Sie werden dem nicht folgen. Besagte Professoren und auch progressive Lehrerinnen wie Lamya Kaddor können noch von Glück reden, nicht zu Apostaten erklärt zu werden. Wenn man bedenkt, wie schnell zum Beispiel in Ägypten die Waffe des Takfir gezückt wird, dann ist es eine Überlegung wert, warum es hier nicht geschieht. Bleiben wir bei Frau Kaddor:

Ihre Umdeutung der Lehre bedeutet eben nicht, dass sie den Islam kritisch hinterfragen würde. Sie lässt wesentliche Teile weg und schafft es dadurch, einen demokratiekompatiblen Islam zu fingieren, aber indem sie diese Teile weglässt, erspart sie sich eine Erklärung, warum die Lehre heute eine andere sein soll als früher und kommt um die Klippe der Häresie herum.

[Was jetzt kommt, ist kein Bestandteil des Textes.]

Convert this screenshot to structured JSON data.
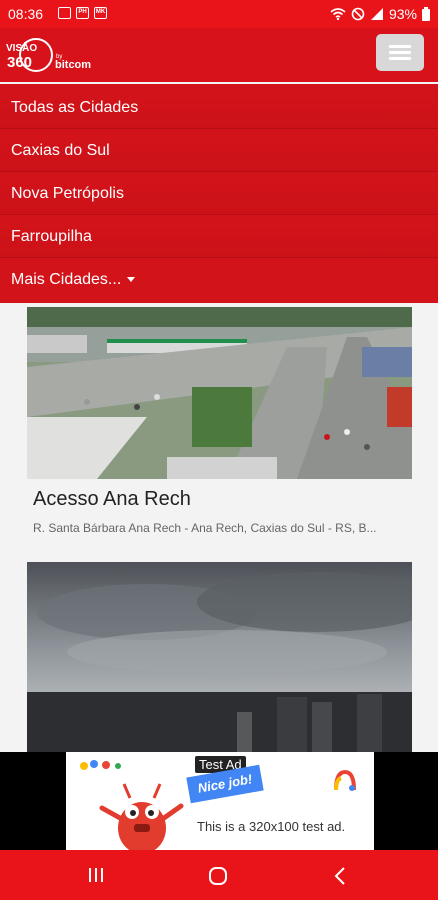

Vor allem vermittelt sie dadurch ihren Schülern, dass der Islam pauschal etwas Gutes ist. Nun, das ist ja auch der Sinn von Religionsunterricht, bedeutet aber im Falle des Islam, dass die Koranschule oder der Imam immer noch die Gelegenheit haben werden, ihren Islam bei den Schülern an den Mann zu bringen, ohne mit kompetent begründeter Ablehnung rechnen zu müssen.

Und schließlich sind Islamkundelehrerinnen wie sie die krasse Ausnahme. Sie sind gerade gut genug, das demokratische Feigenblatt für den Islamunterricht an öffentlichen Schulen abzugeben, dessen Hauptanteil von den großen Islamverbänden bestritten wird.

Man kann an diesem Beispiel übrigens ablesen, auf welche Weise das Djihadsystem „Islam“ es schafft, selbst solche Muslime für sich einzuspannen, die persönlich die westliche Moderne bejahen und ihr Islamverständnis deren Postulaten anzupassen versuchen. Sie werden ganz schnell (und, wie ich unterstelle, gegen ihren Willen) zum Aushängeschild und menschlichen Antlitz einer totalitären Bewegung.

Die deutsche Öffentlichkeit sieht Frau Kaddor. Die meisten Schüler bekommen Milli Görüs.